I sat in my truck, having parked in my customary spot, unable to summon the strength to get out of my truck and go inside.  Emily showed up and came to talk to me.  She encouraged me to come in with her and I followed her inside.  After I had put my valuables in my locker, I was warming up on the bike while Emily ran on the treadmill and Diane asked how I was doing.  Diane and Chad are close friends, too, so I told her what was going on.  She’s been through it.  I hadn’t noticed, but Chad had gotten on the bike on the other side of me and overheard what I had told Diane.  Chad’s been through it, too.  He and I had a good talk while we pedaled away.  McKenzie showed up and as I was getting ready to wipe down the bike I’d been pedaling on, Dr.

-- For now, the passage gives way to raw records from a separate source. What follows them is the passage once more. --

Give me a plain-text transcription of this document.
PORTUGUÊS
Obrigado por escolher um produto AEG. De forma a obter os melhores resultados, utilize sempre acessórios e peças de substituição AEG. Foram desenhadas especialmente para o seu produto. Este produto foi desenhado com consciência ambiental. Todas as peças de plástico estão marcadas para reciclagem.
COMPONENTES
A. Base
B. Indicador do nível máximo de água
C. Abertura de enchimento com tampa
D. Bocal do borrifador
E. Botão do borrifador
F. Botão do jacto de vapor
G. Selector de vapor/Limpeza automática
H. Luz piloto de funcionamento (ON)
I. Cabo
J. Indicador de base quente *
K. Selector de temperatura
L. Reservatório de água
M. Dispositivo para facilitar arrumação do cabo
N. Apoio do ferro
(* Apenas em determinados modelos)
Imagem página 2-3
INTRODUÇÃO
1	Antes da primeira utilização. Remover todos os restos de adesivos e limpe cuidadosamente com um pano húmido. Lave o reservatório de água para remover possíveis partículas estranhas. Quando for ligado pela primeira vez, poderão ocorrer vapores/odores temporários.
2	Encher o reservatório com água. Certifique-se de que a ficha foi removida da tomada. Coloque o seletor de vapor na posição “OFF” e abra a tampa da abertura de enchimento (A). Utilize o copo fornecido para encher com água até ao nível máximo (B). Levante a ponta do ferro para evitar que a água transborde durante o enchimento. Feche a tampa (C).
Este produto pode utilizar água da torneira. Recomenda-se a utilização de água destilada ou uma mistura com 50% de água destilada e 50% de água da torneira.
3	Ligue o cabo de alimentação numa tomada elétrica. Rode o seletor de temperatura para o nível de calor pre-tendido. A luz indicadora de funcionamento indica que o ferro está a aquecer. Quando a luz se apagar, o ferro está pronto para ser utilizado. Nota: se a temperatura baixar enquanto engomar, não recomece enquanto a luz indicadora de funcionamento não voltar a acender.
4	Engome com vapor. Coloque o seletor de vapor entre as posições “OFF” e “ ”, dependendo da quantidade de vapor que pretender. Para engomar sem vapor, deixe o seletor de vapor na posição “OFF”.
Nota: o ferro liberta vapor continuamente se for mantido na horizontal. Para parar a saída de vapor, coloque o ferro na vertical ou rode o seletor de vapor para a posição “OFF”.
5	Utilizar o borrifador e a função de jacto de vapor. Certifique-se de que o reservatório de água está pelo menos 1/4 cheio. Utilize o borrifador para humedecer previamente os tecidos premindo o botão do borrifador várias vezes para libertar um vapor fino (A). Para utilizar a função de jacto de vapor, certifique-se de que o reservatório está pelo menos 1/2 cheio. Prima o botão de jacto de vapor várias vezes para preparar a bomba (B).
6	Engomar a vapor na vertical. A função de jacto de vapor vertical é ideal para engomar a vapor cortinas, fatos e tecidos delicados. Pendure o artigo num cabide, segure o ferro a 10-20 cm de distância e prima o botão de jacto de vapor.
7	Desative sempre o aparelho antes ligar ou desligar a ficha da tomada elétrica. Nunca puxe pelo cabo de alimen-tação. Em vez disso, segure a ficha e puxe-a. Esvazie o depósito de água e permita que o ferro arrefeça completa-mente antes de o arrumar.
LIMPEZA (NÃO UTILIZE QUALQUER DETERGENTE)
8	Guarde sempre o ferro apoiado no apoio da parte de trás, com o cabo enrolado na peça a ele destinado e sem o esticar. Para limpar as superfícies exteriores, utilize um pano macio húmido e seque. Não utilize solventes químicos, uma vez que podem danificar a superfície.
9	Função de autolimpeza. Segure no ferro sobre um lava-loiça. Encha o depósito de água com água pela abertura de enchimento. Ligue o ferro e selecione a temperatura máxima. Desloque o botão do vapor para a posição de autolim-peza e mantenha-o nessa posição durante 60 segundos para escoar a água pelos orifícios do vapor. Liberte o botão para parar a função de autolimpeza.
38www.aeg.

Nicholson called.  He and his wife were on a plateau where he had a patch of cell service and he’d gotten my message from yesterday.  I lost the call once, but he called back and I told him that nobody was taking climbing away from me and what I was doing to deal with the situation.  “You’ve worked hard and you’ve got friends – real friends.  Your friends are taking good care of you.  Okay.  I’ll see you tomorrow.  Glad you’re taking care of yourself.”  They had to get off the plateau, as a thunderstorm was forming.  I went downstairs after wiping the bike down…

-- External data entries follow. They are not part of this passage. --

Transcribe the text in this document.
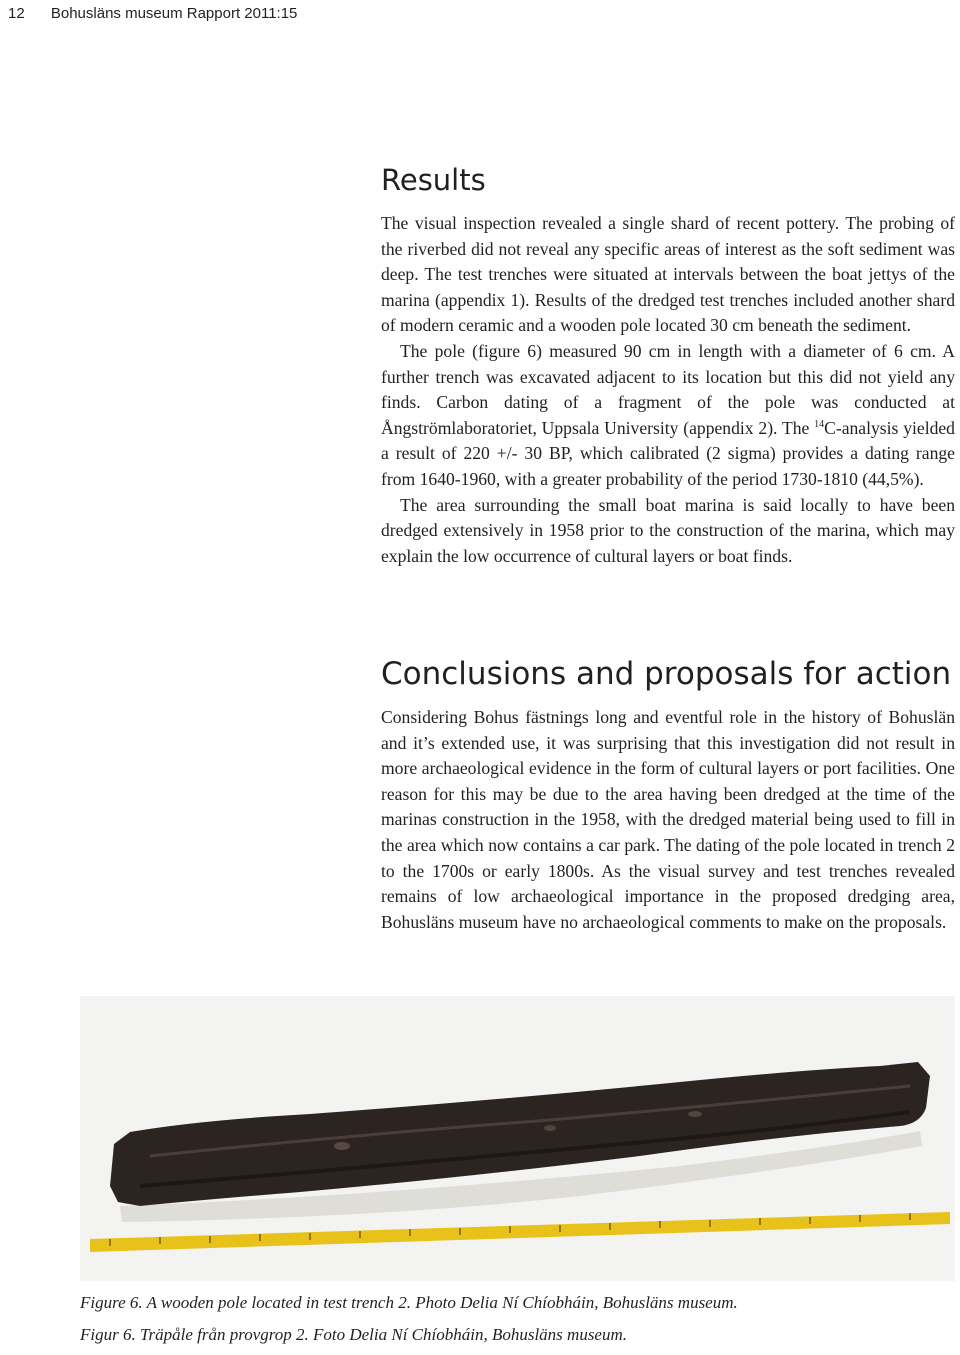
12 Bohusläns museum Rapport 2011:15
Results

The visual inspection revealed a single shard of recent pottery. The probing of the riverbed did not reveal any specific areas of interest as the soft sediment was deep. The test trenches were situated at intervals between the boat jettys of the marina (appendix 1). Results of the dredged test trenches included another shard of modern ceramic and a wooden pole located 30 cm beneath the sediment.

The pole (figure 6) measured 90 cm in length with a diameter of 6 cm. A further trench was excavated adjacent to its location but this did not yield any finds. Carbon dating of a fragment of the pole was conducted at Ångströmlaboratoriet, Uppsala University (appendix 2). The $^{14}$C-analysis yielded a result of 220 +/- 30 BP, which calibrated (2 sigma) provides a dating range from 1640-1960, with a greater probability of the period 1730-1810 (44,5%).

The area surrounding the small boat marina is said locally to have been dredged extensively in 1958 prior to the construction of the marina, which may explain the low occurrence of cultural layers or boat finds.

Conclusions and proposals for action

Considering Bohus fästnings long and eventful role in the history of Bohuslän and it’s extended use, it was surprising that this investigation did not result in more archaeological evidence in the form of cultural layers or port facilities. One reason for this may be due to the area having been dredged at the time of the marinas construction in the 1958, with the dredged material being used to fill in the area which now contains a car park. The dating of the pole located in trench 2 to the 1700s or early 1800s. As the visual survey and test trenches revealed remains of low archaeological importance in the proposed dredging area, Bohusläns museum have no archaeological comments to make on the proposals.

Figure 6. A wooden pole located in test trench 2. Photo Delia Ní Chíobháin, Bohusläns museum.
Figur 6. Träpåle från provgrop 2. Foto Delia Ní Chíobháin, Bohusläns museum.
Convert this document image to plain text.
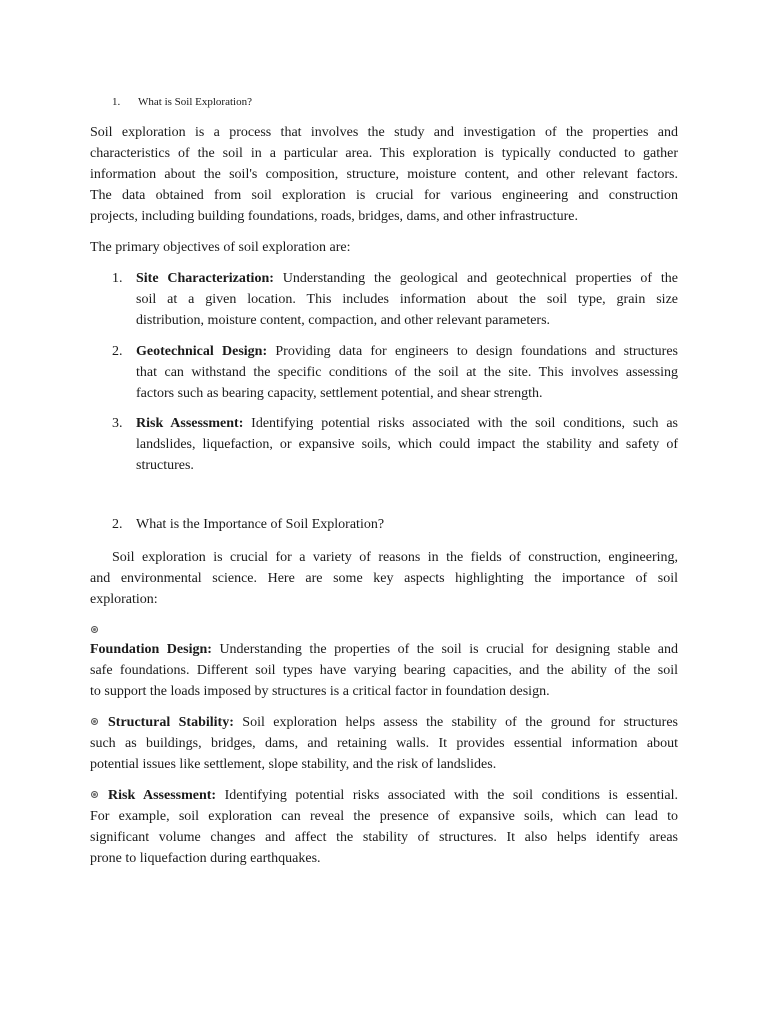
1. What is Soil Exploration?
Soil exploration is a process that involves the study and investigation of the properties and
characteristics of the soil in a particular area. This exploration is typically conducted to gather
information about the soil's composition, structure, moisture content, and other relevant factors.
The data obtained from soil exploration is crucial for various engineering and construction
projects, including building foundations, roads, bridges, dams, and other infrastructure.
The primary objectives of soil exploration are:
1. Site Characterization: Understanding the geological and geotechnical properties of the
soil at a given location. This includes information about the soil type, grain size
distribution, moisture content, compaction, and other relevant parameters.
2. Geotechnical Design: Providing data for engineers to design foundations and structures
that can withstand the specific conditions of the soil at the site. This involves assessing
factors such as bearing capacity, settlement potential, and shear strength.
3. Risk Assessment: Identifying potential risks associated with the soil conditions, such as
landslides, liquefaction, or expansive soils, which could impact the stability and safety of
structures.
2. What is the Importance of Soil Exploration?
Soil exploration is crucial for a variety of reasons in the fields of construction, engineering,
and environmental science. Here are some key aspects highlighting the importance of soil
exploration:
Foundation Design: Understanding the properties of the soil is crucial for designing stable and
safe foundations. Different soil types have varying bearing capacities, and the ability of the soil
to support the loads imposed by structures is a critical factor in foundation design.
Structural Stability: Soil exploration helps assess the stability of the ground for structures
such as buildings, bridges, dams, and retaining walls. It provides essential information about
potential issues like settlement, slope stability, and the risk of landslides.
Risk Assessment: Identifying potential risks associated with the soil conditions is essential.
For example, soil exploration can reveal the presence of expansive soils, which can lead to
significant volume changes and affect the stability of structures. It also helps identify areas
prone to liquefaction during earthquakes.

I had to go outside and get some air.  The smoke hung thick in the air today and it looked like fog.  I called my husband and told him that my doctor had said he needed to get off the steroids as soon as he safely could because they’re messing with his thinking.  I spent quite a while outside.  I went back inside, then went back out to get my 40m rope, just in case I felt like mock-leading.

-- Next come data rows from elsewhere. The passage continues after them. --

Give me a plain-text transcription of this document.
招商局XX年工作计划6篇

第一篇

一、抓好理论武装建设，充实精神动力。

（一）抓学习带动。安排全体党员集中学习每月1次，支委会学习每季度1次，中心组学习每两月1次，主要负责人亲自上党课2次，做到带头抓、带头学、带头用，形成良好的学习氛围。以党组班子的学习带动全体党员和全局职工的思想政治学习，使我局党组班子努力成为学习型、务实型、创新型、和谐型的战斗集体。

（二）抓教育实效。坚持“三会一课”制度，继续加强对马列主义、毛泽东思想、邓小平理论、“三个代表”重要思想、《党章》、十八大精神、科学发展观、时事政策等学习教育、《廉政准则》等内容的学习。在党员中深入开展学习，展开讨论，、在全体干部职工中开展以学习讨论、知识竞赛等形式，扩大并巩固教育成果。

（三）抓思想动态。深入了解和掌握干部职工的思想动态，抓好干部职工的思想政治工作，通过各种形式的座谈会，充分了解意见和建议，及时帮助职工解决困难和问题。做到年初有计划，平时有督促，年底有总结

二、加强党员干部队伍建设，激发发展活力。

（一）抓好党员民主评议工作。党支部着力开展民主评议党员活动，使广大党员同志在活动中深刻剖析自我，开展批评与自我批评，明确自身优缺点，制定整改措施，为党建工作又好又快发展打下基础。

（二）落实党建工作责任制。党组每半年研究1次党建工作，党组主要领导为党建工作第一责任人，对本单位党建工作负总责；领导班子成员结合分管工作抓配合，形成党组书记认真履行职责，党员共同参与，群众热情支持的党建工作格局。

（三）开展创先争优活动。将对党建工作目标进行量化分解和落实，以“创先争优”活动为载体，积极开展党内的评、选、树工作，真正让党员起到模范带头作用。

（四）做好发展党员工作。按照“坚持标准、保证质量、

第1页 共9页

After going to the bathroom, I got my climbing shoes, harness, and chalk bag on.  That was honestly as far as I thought I was going to get.  It took everything I had left to get my climbing gear on.  I looked at the wall.  It seemed impossible.  Emily came over and said she’d climb next to me on the auto-belays if I got on the auto-belay at the end so she could get on the one in the center.  I reluctantly agreed.  “You’ll feel better once you’re on the wall.”  All the way up, every few moves, she’d say, “Okay.  Shake out.  Breathe.  Take deep breathes.  Don’t give up.”  I just focused on the next hold, one hold at a time, and resting and shaking out and breathing every three holds or so.  At one point, Emily said, “Now, doesn’t that feel better?  Keep breathing.”  We neared the top.  “Okay, finish it!  You’ve got like, literally, five handholds to go and you’re finished!”  I finished it!!!  I finished the route!!!  “Now let go.”  I let go and allowed the auto-belay to lower me to the mats below.  I gave McKenzie a high-five and a huge hug, telling her over and over again that I did it.  I unhooked and gave Emily a huge hug, thanking her for climbing next to me.  I was shaky and sat down.  Emily got my water for me and I drank the whole bottle.  I breathed hard and deep, my forearms so pumped and solid that they were like steel.  I’d made it.  I’d made it when I thought I had nothing left.  Slow, but sure, with the encouragement and coaching of my friends, I’d made it.  I sat there for a long time.

Emily and McKenzie had to go because Emily had to take McKenzie to the airport.  I gave them both a huge hug and thanked them.  I took my iPad Mini up to the mezzanine and logged my single route send as a 5.6 redpoint on MyClimb.  When I came back down after a while, Chad and Diane were packing up.  I gave them each a huge hug, too, telling them I’d probably see them on Thursday.  They were very encouraging.  I packed up and got my valuables out of my locker.  Upon arriving home, Jerrold was gone.